Mehmet Tanridverdi ist Präsident der Bundesarbeitsgemeinschaft der Immigrantenverbände (BAGIV), Mitglied des kürzlich gegründeten Bundesbeirats für Integration und bislang Gießener SPD-Stadtverordneter. Jetzt tritt er aus der SPD aus.
Sie geben Ihr Parteibuch zurück, weil die SPD das Ausschlußverfahren gegen den Exbundesbankvorstand Thilo Sarrazin eingestellt hat. Wie steht die Partei nun in Ihren Augen da?

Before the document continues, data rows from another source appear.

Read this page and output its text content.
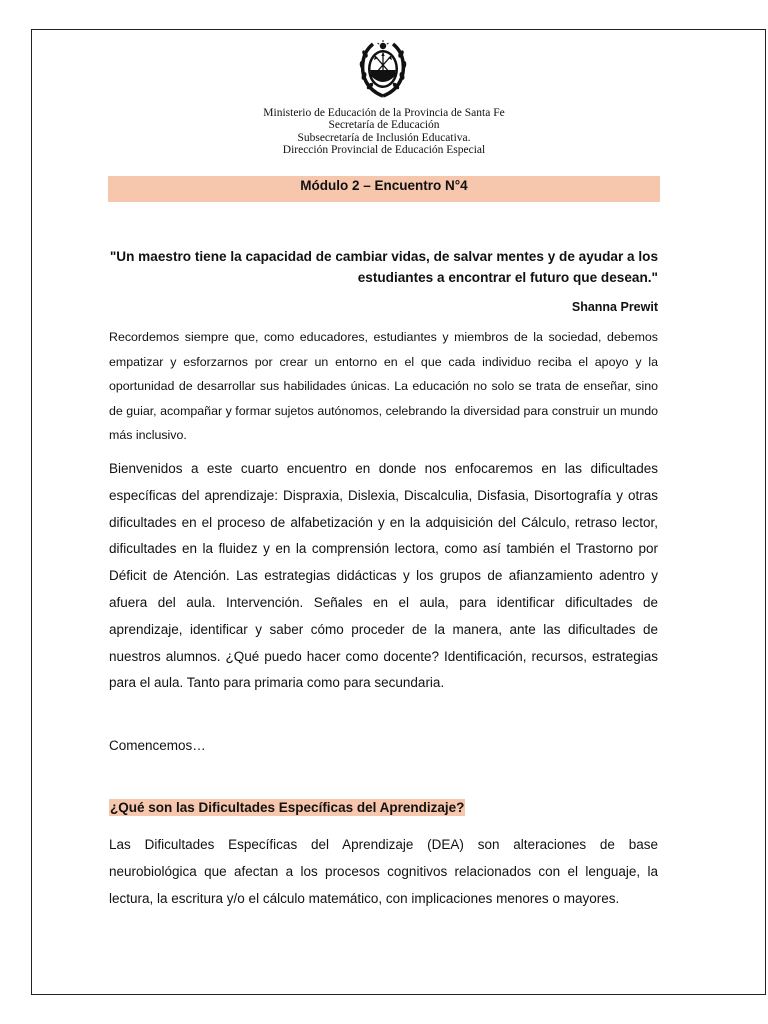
Ministerio de Educación de la Provincia de Santa Fe
Secretaría de Educación
Subsecretaría de Inclusión Educativa.
Dirección Provincial de Educación Especial
Módulo 2 – Encuentro N°4
"Un maestro tiene la capacidad de cambiar vidas, de salvar mentes y de ayudar a los estudiantes a encontrar el futuro que desean."
Shanna Prewit
Recordemos siempre que, como educadores, estudiantes y miembros de la sociedad, debemos empatizar y esforzarnos por crear un entorno en el que cada individuo reciba el apoyo y la oportunidad de desarrollar sus habilidades únicas. La educación no solo se trata de enseñar, sino de guiar, acompañar y formar sujetos autónomos, celebrando la diversidad para construir un mundo más inclusivo.
Bienvenidos a este cuarto encuentro en donde nos enfocaremos en las dificultades específicas del aprendizaje: Dispraxia, Dislexia, Discalculia, Disfasia, Disortografía y otras dificultades en el proceso de alfabetización y en la adquisición del Cálculo, retraso lector, dificultades en la fluidez y en la comprensión lectora, como así también el Trastorno por Déficit de Atención. Las estrategias didácticas y los grupos de afianzamiento adentro y afuera del aula. Intervención. Señales en el aula, para identificar dificultades de aprendizaje, identificar y saber cómo proceder de la manera, ante las dificultades de nuestros alumnos. ¿Qué puedo hacer como docente? Identificación, recursos, estrategias para el aula. Tanto para primaria como para secundaria.
Comencemos…
¿Qué son las Dificultades Específicas del Aprendizaje?
Las Dificultades Específicas del Aprendizaje (DEA) son alteraciones de base neurobiológica que afectan a los procesos cognitivos relacionados con el lenguaje, la lectura, la escritura y/o el cálculo matemático, con implicaciones menores o mayores.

Ich bin nicht nur empört, sondern auch entsetzt. Die Bundesarbeitsgemeinschaft der Immigrantenverbände hat die Entwicklung der SPD seit September 2010 kritisch begleitet, nachdem Herr Sarrazin sein Buch »Deutschland schafft sich ab« veröffentlicht hat. Wir hatten der Partei Empfehlungen ausgesprochen und waren erfreut, daß bis in die Parteiführung hinein eine einheitliche Meinung herrschte. Der Vorsitzende Sigmar Gabriel sagte: »So einen Menschen können wir hier nicht dulden« und hat als erster dessen Ausschluß gefordert.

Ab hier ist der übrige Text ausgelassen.